Shopping centers showing mallrats the door [MSNBC] (Thanks To Doug!)

Comments

  1. Snakeophelia says:

    Where I grew up, the malls were teen-free because someone had the foresight to open a giant arcade with a crummy theater attached to it. That place was PACKED with kids from age 10 to 19 just about every night. No adult was ever there, because who but a teenager would want to (as I did) play Galaga and Centipede from 8 pm to midnight and then go see The Texas Chainshow Massacre? It was great. I would have hated to work security in that place, but it was great.

  2. ogman says:

    People get shot in malls, and usually by some teenager who is part of a gang. Reality sucks. We’re not allowed to enforce laws anymore (without nonsensical cries of racism) so now the malls will have to move potential offenders out before anything happens. Malls that have taken no action are now closed. Such is life in the lawless USA.

  3. ogman says:

    @SexCpotatoes: “These kids are your future caretakers.”
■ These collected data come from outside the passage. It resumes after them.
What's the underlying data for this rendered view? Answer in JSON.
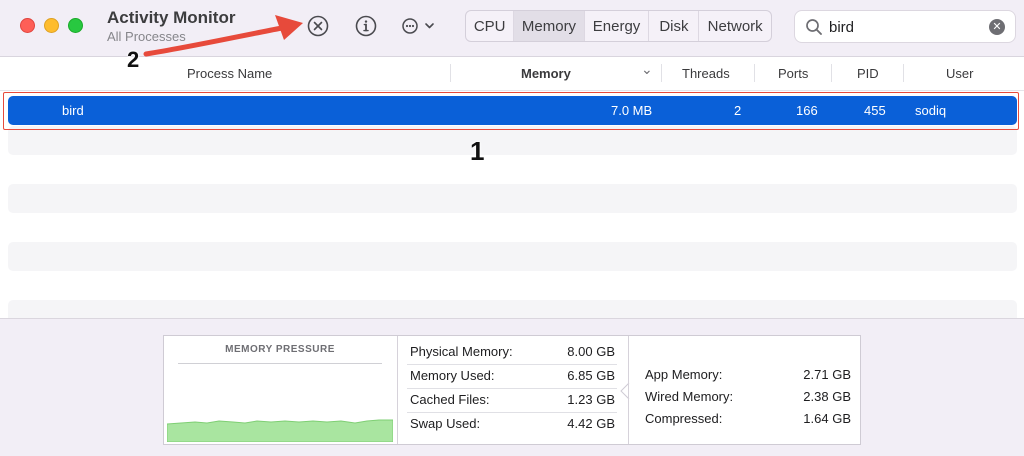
{
  "app": {
    "title": "Activity Monitor",
    "subtitle": "All Processes"
  },
  "toolbar": {
    "icons": [
      "stop-process-icon",
      "info-icon",
      "more-actions-icon",
      "chevron-down-icon"
    ],
    "tabs": [
      {
        "label": "CPU",
        "active": false
      },
      {
        "label": "Memory",
        "active": true
      },
      {
        "label": "Energy",
        "active": false
      },
      {
        "label": "Disk",
        "active": false
      },
      {
        "label": "Network",
        "active": false
      }
    ]
  },
  "search": {
    "value": "bird",
    "clear_glyph": "✕"
  },
  "table": {
    "columns": {
      "process_name": "Process Name",
      "memory": "Memory",
      "threads": "Threads",
      "ports": "Ports",
      "pid": "PID",
      "user": "User"
    },
    "sort_indicator": "⌄",
    "rows": [
      {
        "name": "bird",
        "memory": "7.0 MB",
        "threads": "2",
        "ports": "166",
        "pid": "455",
        "user": "sodiq",
        "selected": true
      }
    ]
  },
  "memory_stats": {
    "pressure_title": "MEMORY PRESSURE",
    "pressure_color": "#a9e5a0",
    "physical_memory": {
      "label": "Physical Memory:",
      "value": "8.00 GB"
    },
    "memory_used": {
      "label": "Memory Used:",
      "value": "6.85 GB"
    },
    "cached_files": {
      "label": "Cached Files:",
      "value": "1.23 GB"
    },
    "swap_used": {
      "label": "Swap Used:",
      "value": "4.42 GB"
    },
    "app_memory": {
      "label": "App Memory:",
      "value": "2.71 GB"
    },
    "wired_memory": {
      "label": "Wired Memory:",
      "value": "2.38 GB"
    },
    "compressed": {
      "label": "Compressed:",
      "value": "1.64 GB"
    }
  },
  "annotations": {
    "label_1": "1",
    "label_2": "2",
    "color": "#e74a3b"
  }
}
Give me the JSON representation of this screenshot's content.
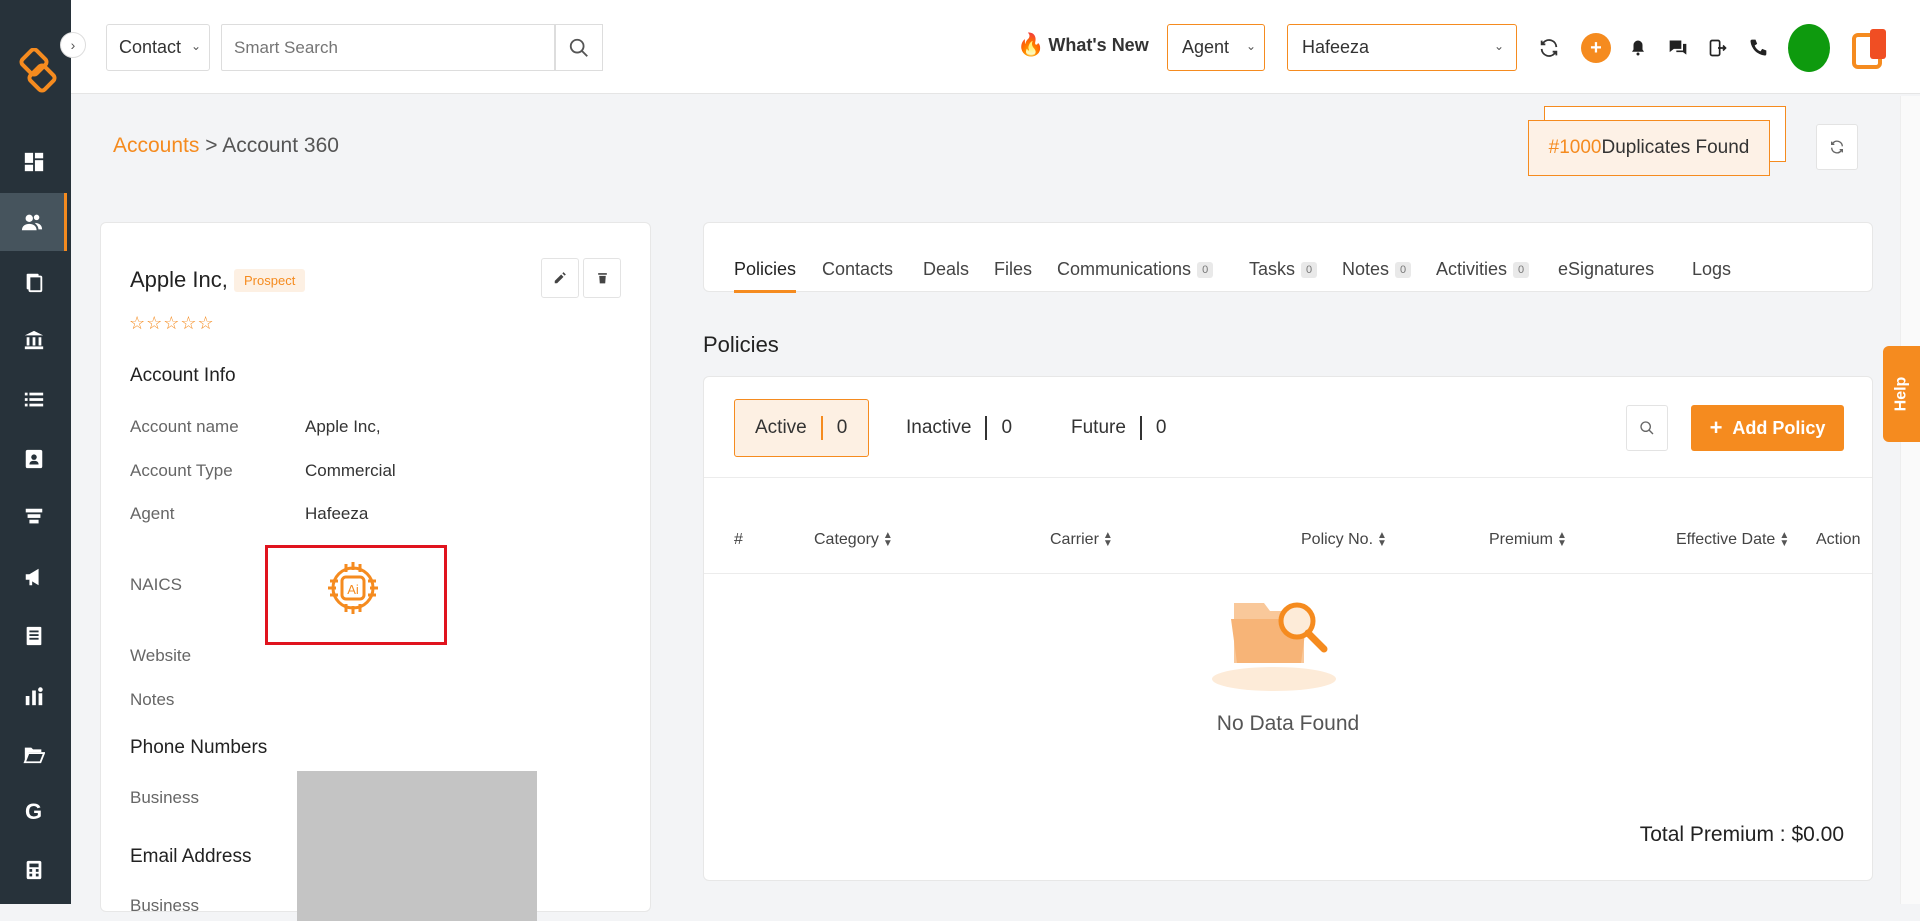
{
  "header": {
    "contact_select": "Contact",
    "search_placeholder": "Smart Search",
    "whats_new": "What's New",
    "agent_select": "Agent",
    "user_select": "Hafeeza"
  },
  "breadcrumb": {
    "root": "Accounts",
    "separator": ">",
    "current": "Account 360"
  },
  "duplicates": {
    "count": "#1000",
    "label": "Duplicates Found"
  },
  "account": {
    "name": "Apple Inc,",
    "badge": "Prospect",
    "stars": "☆☆☆☆☆",
    "account_info_title": "Account Info",
    "fields": {
      "account_name_label": "Account name",
      "account_name_value": "Apple Inc,",
      "account_type_label": "Account Type",
      "account_type_value": "Commercial",
      "agent_label": "Agent",
      "agent_value": "Hafeeza",
      "naics_label": "NAICS",
      "website_label": "Website",
      "notes_label": "Notes"
    },
    "phone_title": "Phone Numbers",
    "phone_business_label": "Business",
    "email_title": "Email Address",
    "email_business_label": "Business"
  },
  "tabs": [
    {
      "label": "Policies"
    },
    {
      "label": "Contacts"
    },
    {
      "label": "Deals"
    },
    {
      "label": "Files"
    },
    {
      "label": "Communications",
      "count": "0"
    },
    {
      "label": "Tasks",
      "count": "0"
    },
    {
      "label": "Notes",
      "count": "0"
    },
    {
      "label": "Activities",
      "count": "0"
    },
    {
      "label": "eSignatures"
    },
    {
      "label": "Logs"
    }
  ],
  "policies": {
    "title": "Policies",
    "filters": [
      {
        "label": "Active",
        "count": "0"
      },
      {
        "label": "Inactive",
        "count": "0"
      },
      {
        "label": "Future",
        "count": "0"
      }
    ],
    "add_button": "Add Policy",
    "columns": [
      "#",
      "Category",
      "Carrier",
      "Policy No.",
      "Premium",
      "Effective Date",
      "Action"
    ],
    "empty_text": "No Data Found",
    "total": "Total Premium : $0.00"
  },
  "help": "Help",
  "colors": {
    "accent": "#f58b1f",
    "sidebar": "#27323a",
    "highlight_box": "#e0131e"
  }
}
    That’s the scariest thought I’ve read in a long time. I’ll work very hard to see to it that I am NEVER taken care of by most of the little sociopaths I see running around my local mall!

  4. fluiddruid says:

    @floydianslip6: So I should just be able to come into your house, go through your stuff, because of the Constitution? Malls are private property. While I agree that we need to have activities and places for teens, malls are not obliged to provide them for free at the cost of legitimate business.

  5. floydianslip6 says:

    @fluiddruid: I completely agree with you. However, how is a solution of treating every teen in a mall as a loiterer or “gang member” a good one?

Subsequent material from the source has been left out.